PippiKneeSocks.com

and on the seventh day, someone said “and let there be only more rain”

May 19th, 2006

our scene begins, on a dark and gloomy morning, someplace in the woods of vermont. where our heroine has been subjected to seven straight days of rain.

*loud knock*

’suse me ma’m, we have some reports of some violations here.


pardon me sherrif, but i’m unawares of any violations here. i’m just going about my day.


just take a look over yonder, ma’m


*laughs*
that is just my spinning, sherrif.


exactly, ma’m. or should i say, perp.
look at this! you put ramie in with silk sari and angora?!
do i even need to mention the abuse of *tinkle*?
that alone violates most laws of good taste.

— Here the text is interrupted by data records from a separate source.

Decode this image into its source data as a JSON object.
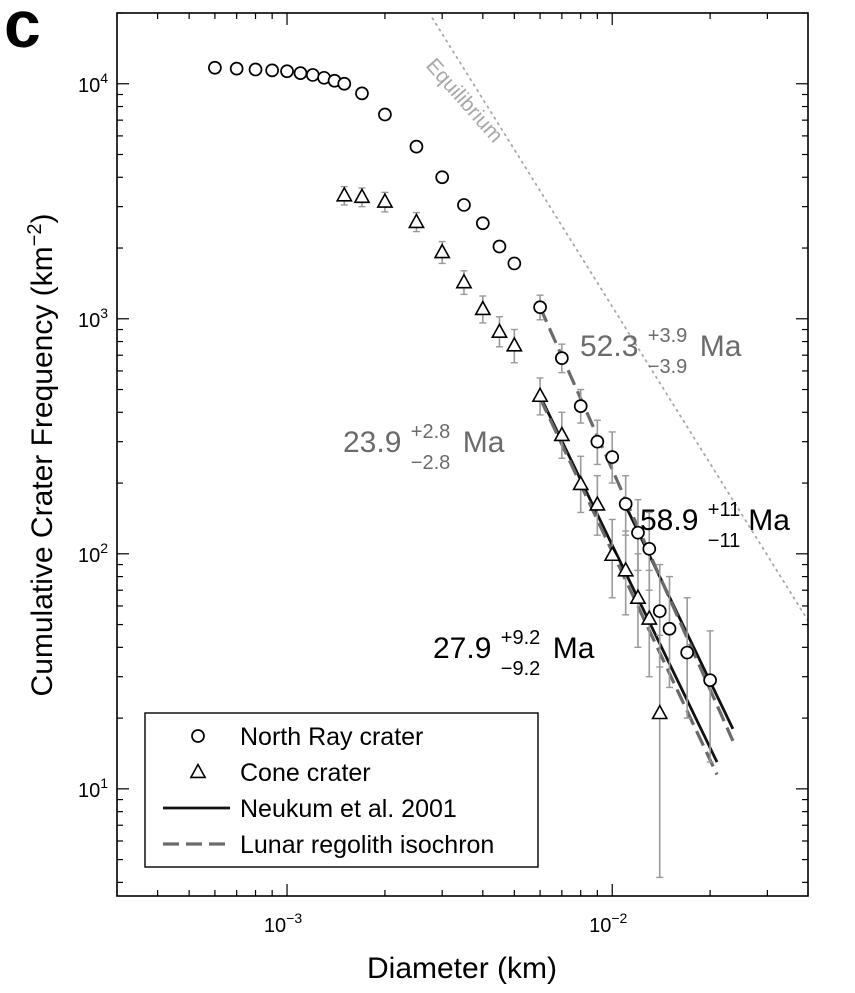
{
  "panel_label": "c",
  "chart_data": {
    "type": "scatter",
    "xscale": "log",
    "yscale": "log",
    "xlim": [
      0.0003,
      0.04
    ],
    "ylim": [
      3.5,
      20000
    ],
    "xlabel": "Diameter (km)",
    "ylabel": "Cumulative Crater Frequency (km",
    "ylabel_sup": "−2",
    "ylabel_end": ")",
    "xticks": [
      {
        "value": 0.001,
        "base": "10",
        "exp": "−3"
      },
      {
        "value": 0.01,
        "base": "10",
        "exp": "−2"
      }
    ],
    "yticks": [
      {
        "value": 10,
        "base": "10",
        "exp": "1"
      },
      {
        "value": 100,
        "base": "10",
        "exp": "2"
      },
      {
        "value": 1000,
        "base": "10",
        "exp": "3"
      },
      {
        "value": 10000,
        "base": "10",
        "exp": "4"
      }
    ],
    "series": [
      {
        "name": "North Ray crater",
        "marker": "circle",
        "points": [
          {
            "x": 0.0006,
            "y": 11700
          },
          {
            "x": 0.0007,
            "y": 11600
          },
          {
            "x": 0.0008,
            "y": 11500
          },
          {
            "x": 0.0009,
            "y": 11400
          },
          {
            "x": 0.001,
            "y": 11300
          },
          {
            "x": 0.0011,
            "y": 11100
          },
          {
            "x": 0.0012,
            "y": 10900
          },
          {
            "x": 0.0013,
            "y": 10600
          },
          {
            "x": 0.0014,
            "y": 10300
          },
          {
            "x": 0.0015,
            "y": 10000
          },
          {
            "x": 0.0017,
            "y": 9100
          },
          {
            "x": 0.002,
            "y": 7400
          },
          {
            "x": 0.0025,
            "y": 5400
          },
          {
            "x": 0.003,
            "y": 4000
          },
          {
            "x": 0.0035,
            "y": 3050
          },
          {
            "x": 0.004,
            "y": 2550
          },
          {
            "x": 0.0045,
            "y": 2030
          },
          {
            "x": 0.005,
            "y": 1720
          },
          {
            "x": 0.006,
            "y": 1120,
            "err": [
              990,
              1260
            ]
          },
          {
            "x": 0.007,
            "y": 680,
            "err": [
              590,
              780
            ]
          },
          {
            "x": 0.008,
            "y": 425,
            "err": [
              360,
              500
            ]
          },
          {
            "x": 0.009,
            "y": 300,
            "err": [
              240,
              370
            ]
          },
          {
            "x": 0.01,
            "y": 258,
            "err": [
              200,
              330
            ]
          },
          {
            "x": 0.011,
            "y": 163,
            "err": [
              120,
              215
            ]
          },
          {
            "x": 0.012,
            "y": 123,
            "err": [
              85,
              170
            ]
          },
          {
            "x": 0.013,
            "y": 105,
            "err": [
              70,
              150
            ]
          },
          {
            "x": 0.014,
            "y": 57,
            "err": [
              33,
              90
            ]
          },
          {
            "x": 0.015,
            "y": 48,
            "err": [
              27,
              80
            ]
          },
          {
            "x": 0.017,
            "y": 38,
            "err": [
              20,
              65
            ]
          },
          {
            "x": 0.02,
            "y": 29,
            "err": [
              13,
              47
            ]
          }
        ]
      },
      {
        "name": "Cone crater",
        "marker": "triangle",
        "points": [
          {
            "x": 0.0015,
            "y": 3350,
            "err": [
              3050,
              3650
            ]
          },
          {
            "x": 0.0017,
            "y": 3300,
            "err": [
              3000,
              3600
            ]
          },
          {
            "x": 0.002,
            "y": 3150,
            "err": [
              2850,
              3450
            ]
          },
          {
            "x": 0.0025,
            "y": 2580,
            "err": [
              2350,
              2830
            ]
          },
          {
            "x": 0.003,
            "y": 1920,
            "err": [
              1720,
              2130
            ]
          },
          {
            "x": 0.0035,
            "y": 1430,
            "err": [
              1270,
              1600
            ]
          },
          {
            "x": 0.004,
            "y": 1100,
            "err": [
              960,
              1250
            ]
          },
          {
            "x": 0.0045,
            "y": 880,
            "err": [
              760,
              1020
            ]
          },
          {
            "x": 0.005,
            "y": 770,
            "err": [
              650,
              900
            ]
          },
          {
            "x": 0.006,
            "y": 470,
            "err": [
              390,
              560
            ]
          },
          {
            "x": 0.007,
            "y": 320,
            "err": [
              255,
              400
            ]
          },
          {
            "x": 0.008,
            "y": 198,
            "err": [
              150,
              260
            ]
          },
          {
            "x": 0.009,
            "y": 162,
            "err": [
              120,
              215
            ]
          },
          {
            "x": 0.01,
            "y": 99,
            "err": [
              65,
              140
            ]
          },
          {
            "x": 0.011,
            "y": 85,
            "err": [
              55,
              125
            ]
          },
          {
            "x": 0.012,
            "y": 65,
            "err": [
              40,
              100
            ]
          },
          {
            "x": 0.013,
            "y": 53,
            "err": [
              30,
              85
            ]
          },
          {
            "x": 0.014,
            "y": 21,
            "err": [
              4.2,
              45
            ]
          }
        ]
      }
    ],
    "fits": [
      {
        "name": "Neukum et al. 2001",
        "style": "solid",
        "color": "#111111",
        "x": [
          0.011,
          0.0235
        ],
        "y": [
          160,
          18
        ]
      },
      {
        "name": "Neukum et al. 2001",
        "style": "solid",
        "color": "#111111",
        "x": [
          0.006,
          0.021
        ],
        "y": [
          470,
          13
        ]
      },
      {
        "name": "Lunar regolith isochron",
        "style": "dashed",
        "color": "#6a6a6a",
        "x": [
          0.006,
          0.0235
        ],
        "y": [
          1120,
          16
        ]
      },
      {
        "name": "Lunar regolith isochron",
        "style": "dashed",
        "color": "#6a6a6a",
        "x": [
          0.006,
          0.021
        ],
        "y": [
          460,
          11.5
        ]
      }
    ],
    "equilibrium": {
      "label": "Equilibrium",
      "color": "#a8a8a8",
      "x": [
        0.0028,
        0.04
      ],
      "y": [
        19000,
        52
      ]
    },
    "age_annotations": [
      {
        "value": "52.3",
        "sup": "+3.9",
        "sub": "−3.9",
        "unit": "Ma",
        "color": "#6b6b6b"
      },
      {
        "value": "23.9",
        "sup": "+2.8",
        "sub": "−2.8",
        "unit": "Ma",
        "color": "#6b6b6b"
      },
      {
        "value": "58.9",
        "sup": "+11",
        "sub": "−11",
        "unit": "Ma",
        "color": "#000000"
      },
      {
        "value": "27.9",
        "sup": "+9.2",
        "sub": "−9.2",
        "unit": "Ma",
        "color": "#000000"
      }
    ],
    "legend": {
      "position": "bottom-left",
      "entries": [
        {
          "label": "North Ray crater",
          "symbol": "circle"
        },
        {
          "label": "Cone crater",
          "symbol": "triangle"
        },
        {
          "label": "Neukum et al. 2001",
          "symbol": "solid-line"
        },
        {
          "label": "Lunar regolith isochron",
          "symbol": "dashed-line"
        }
      ]
    }
  }
}
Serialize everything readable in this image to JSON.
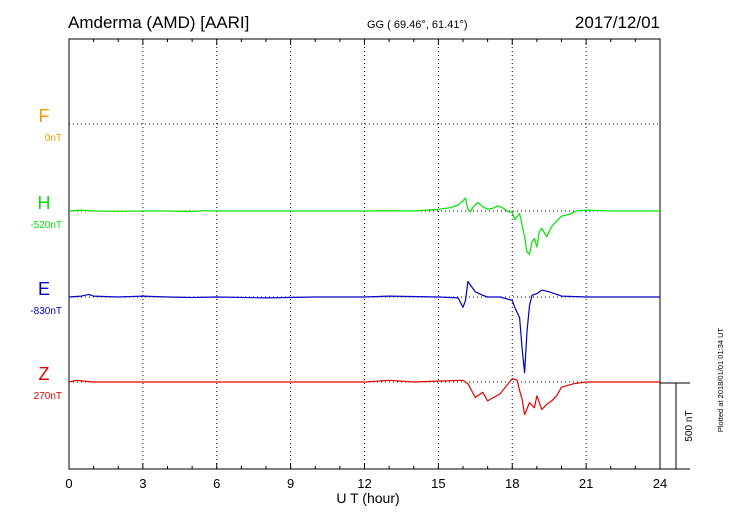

’scuse me, sheriff; but isn’t taste subjective???
it’s a fine lace weight yarn.


*in a stern voice*
that may be, missy.
but, do you have plans for this yarn?


*getting sweaty*
um, plans, why, no…


*growing increasingly irritated*
i see.
well, don’t you have plans to meet with people you haven’t seen in 10 years, today?
and you are still un showered


*chuckles*
well, anyone who knows me, knows i stink.


*YELLING*
that is beside the point, where are your priorities?!
don’t you have deadlines? things that you need to do.


*hangs head in shame*
yes, but you don’t understand… i was compelled!


ahh, i see, compulsion, an addict, eh?
*sniffs arround*


is that HEMP!?! you put hemp in this yarn??… that’s it missy. it’s all over for you…


*trying to defend herself*
but, it’s european hemp, sheriff.. we don’t buy hemp from china.


that’s it lady, i’m calling the u-haul and we are confiscating your stash.


*gets faint*
NO!
anything but that
take my children, take the coke-a-cola i have stashed in the fridge..
anything! i’ll give you anything, just leave my fibers!!